12.06.2010 09:28
Google gegen Microsoft
Kürzlich war in den Medien zu lesen, dass Google Windows aus ihrem Unternehmen verbannen will:
Auslöser für diese Entscheidung sei der Einbruch in IT Systeme bei Google, welche durch Ausnutzung von Lücken im Internet Explorer möglich wurde. Daher dürften neue Mitarbeiter angeblich nur noch zwischen Mac OS X und Linux wählen. Neue Windows-Installationen seien nur in Ausnahmefällen erlaubt. Wie sich später aber herausstellte, war Google nicht ganz unschuldig: Um den Rechner des Google-Mitarbeiters zu kapern, nutzten die Angreifer nämlich eine Lücke im IE 6 aus. Brisant dabei ist, dass zu jenem Zeitpunkt bereits die sicheren Browser Versionen IE 7 und 8 zur Verfügung standen. Es drängt sich die Frage auf, ob denn bei Google nicht mit der gebührenden Vorsicht gepatcht wird und welche Gründe es wohl rechtfertigen, mit einem veraltenden und mittlerweile als unsicher geltenden Browser ins Netz zu gehen.
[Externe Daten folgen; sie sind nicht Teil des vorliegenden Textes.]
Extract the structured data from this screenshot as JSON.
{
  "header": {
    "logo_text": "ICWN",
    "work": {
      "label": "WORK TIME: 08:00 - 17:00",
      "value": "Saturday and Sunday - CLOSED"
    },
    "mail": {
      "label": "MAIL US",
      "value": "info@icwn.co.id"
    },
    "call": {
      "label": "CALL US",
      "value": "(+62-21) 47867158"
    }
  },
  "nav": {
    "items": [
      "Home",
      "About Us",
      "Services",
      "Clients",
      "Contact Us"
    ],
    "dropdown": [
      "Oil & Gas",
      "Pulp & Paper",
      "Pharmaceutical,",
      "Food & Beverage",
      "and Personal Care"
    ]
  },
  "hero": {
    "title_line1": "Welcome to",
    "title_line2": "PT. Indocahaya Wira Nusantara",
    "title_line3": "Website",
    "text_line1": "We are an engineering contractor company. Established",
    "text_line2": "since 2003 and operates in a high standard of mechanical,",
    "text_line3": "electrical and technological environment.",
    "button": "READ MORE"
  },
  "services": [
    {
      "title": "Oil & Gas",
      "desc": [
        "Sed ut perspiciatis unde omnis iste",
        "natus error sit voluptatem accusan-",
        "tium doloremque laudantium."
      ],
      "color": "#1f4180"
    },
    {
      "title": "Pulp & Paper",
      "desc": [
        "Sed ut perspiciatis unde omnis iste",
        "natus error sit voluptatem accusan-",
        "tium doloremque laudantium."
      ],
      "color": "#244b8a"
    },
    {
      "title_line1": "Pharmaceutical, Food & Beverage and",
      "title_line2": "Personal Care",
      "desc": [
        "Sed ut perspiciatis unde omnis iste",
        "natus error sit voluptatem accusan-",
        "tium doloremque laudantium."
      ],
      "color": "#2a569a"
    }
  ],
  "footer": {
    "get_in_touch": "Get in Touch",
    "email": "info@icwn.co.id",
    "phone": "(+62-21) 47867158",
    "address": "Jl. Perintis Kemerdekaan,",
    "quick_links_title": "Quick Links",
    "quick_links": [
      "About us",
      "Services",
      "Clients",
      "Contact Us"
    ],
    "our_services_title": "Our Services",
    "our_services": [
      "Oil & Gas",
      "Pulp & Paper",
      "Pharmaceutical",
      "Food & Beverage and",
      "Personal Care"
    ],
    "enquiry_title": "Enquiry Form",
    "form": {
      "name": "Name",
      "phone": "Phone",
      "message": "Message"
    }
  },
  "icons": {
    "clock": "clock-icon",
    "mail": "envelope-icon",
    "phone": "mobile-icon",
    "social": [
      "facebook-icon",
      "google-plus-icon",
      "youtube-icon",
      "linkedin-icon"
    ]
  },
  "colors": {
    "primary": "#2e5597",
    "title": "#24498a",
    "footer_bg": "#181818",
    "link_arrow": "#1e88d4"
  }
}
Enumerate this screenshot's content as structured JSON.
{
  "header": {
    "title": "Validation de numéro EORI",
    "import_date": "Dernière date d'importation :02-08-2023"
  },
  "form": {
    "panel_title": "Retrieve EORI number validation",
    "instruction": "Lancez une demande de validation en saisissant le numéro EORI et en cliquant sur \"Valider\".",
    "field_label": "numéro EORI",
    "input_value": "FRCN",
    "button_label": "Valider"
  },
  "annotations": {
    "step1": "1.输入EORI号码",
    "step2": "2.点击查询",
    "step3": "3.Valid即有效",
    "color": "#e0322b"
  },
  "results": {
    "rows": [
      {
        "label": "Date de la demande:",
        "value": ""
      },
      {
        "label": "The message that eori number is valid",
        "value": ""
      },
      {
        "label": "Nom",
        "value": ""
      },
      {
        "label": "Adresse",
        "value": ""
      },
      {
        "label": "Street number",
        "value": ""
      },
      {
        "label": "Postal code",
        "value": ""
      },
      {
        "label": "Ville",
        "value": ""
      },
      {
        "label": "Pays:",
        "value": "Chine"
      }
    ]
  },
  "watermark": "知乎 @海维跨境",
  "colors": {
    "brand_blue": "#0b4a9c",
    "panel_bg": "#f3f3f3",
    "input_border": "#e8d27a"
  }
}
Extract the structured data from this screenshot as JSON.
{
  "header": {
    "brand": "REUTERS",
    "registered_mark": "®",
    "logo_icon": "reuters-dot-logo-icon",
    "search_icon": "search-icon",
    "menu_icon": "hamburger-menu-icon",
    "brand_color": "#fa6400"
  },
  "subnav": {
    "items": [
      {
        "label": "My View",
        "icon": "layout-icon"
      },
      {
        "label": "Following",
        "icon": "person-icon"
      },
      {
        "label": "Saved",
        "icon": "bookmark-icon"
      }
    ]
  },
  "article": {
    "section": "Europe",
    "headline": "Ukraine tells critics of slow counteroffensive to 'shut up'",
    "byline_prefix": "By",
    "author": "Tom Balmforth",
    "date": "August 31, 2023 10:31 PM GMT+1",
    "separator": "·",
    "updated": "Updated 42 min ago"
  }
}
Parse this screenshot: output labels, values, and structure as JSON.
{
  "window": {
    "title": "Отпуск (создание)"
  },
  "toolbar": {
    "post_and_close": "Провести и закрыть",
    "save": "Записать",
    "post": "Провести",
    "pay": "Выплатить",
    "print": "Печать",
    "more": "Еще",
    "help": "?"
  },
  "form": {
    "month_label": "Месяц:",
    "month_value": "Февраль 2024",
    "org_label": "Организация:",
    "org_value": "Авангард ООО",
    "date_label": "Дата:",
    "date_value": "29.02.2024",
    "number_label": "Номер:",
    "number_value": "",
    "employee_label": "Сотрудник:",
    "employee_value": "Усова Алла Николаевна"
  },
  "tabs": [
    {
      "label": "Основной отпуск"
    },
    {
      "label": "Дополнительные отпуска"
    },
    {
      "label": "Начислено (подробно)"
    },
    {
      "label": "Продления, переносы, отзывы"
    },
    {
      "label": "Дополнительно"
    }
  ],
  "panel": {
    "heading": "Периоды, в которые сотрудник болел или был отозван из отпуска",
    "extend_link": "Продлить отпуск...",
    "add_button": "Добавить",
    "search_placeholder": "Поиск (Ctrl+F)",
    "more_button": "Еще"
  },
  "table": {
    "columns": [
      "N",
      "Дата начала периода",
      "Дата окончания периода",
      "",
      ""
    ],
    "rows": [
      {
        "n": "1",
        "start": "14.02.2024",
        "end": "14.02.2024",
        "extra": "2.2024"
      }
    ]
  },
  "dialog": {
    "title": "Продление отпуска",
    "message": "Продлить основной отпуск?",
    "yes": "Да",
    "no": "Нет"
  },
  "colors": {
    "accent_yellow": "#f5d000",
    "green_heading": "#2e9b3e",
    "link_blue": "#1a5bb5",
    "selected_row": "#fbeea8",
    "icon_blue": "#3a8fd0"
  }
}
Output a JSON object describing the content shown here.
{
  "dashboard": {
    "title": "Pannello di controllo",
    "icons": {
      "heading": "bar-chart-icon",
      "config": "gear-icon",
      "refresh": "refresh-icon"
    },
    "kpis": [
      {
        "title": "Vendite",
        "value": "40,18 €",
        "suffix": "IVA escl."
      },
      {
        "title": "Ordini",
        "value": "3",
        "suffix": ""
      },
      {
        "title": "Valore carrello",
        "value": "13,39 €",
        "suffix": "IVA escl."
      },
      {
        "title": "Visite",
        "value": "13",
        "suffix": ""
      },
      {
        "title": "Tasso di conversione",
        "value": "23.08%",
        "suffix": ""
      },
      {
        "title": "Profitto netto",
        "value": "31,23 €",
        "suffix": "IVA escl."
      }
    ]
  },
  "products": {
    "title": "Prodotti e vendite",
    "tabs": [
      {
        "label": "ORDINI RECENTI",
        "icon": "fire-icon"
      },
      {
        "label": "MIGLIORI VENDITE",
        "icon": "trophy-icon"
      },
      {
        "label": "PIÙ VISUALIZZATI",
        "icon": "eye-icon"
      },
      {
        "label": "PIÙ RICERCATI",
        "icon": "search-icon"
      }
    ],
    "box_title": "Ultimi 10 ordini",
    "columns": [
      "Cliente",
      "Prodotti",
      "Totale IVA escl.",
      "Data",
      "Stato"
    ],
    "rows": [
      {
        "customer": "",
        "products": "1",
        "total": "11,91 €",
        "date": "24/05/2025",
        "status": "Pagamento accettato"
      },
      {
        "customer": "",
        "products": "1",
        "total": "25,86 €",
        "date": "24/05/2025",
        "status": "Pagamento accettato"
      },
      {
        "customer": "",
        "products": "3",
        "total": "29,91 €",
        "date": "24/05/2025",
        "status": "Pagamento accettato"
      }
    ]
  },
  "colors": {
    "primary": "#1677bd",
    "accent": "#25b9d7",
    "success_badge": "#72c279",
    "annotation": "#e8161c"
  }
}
Dass es um die Sicherheit von Windows gar nicht so schlecht bestellt ist, bestätigen mittlerweile selbst Hacker. Und ob die unter Mac OS X oder Linux verwendeten Web-Tools sicherer sind als bei Windows ist auch fraglich. Es häufen sich nämlich vermehrt Meldungen, dass auf populären Mac OS X Download-Portalen Software angeboten wird, die den Rechner mit Spyware infiziert. So öffnet z. B. der Schädling OpinionSpy unter anderem eine Backdoor und sammelt Informationen über installierte Dateien, Zugangsdaten, Kreditkarten und das Nutzerverhalten und schickt diese an einen Server im Internet.Ganz gleich für welches Betriebssystem und "Web-Tools" man sich entscheidet: Die Hausaufgaben müssen erledigt sein. Und das heisst: Patchen. Schliesslich bringt man ja sein Auto auch regelmässig zum Service in die Werkstatt.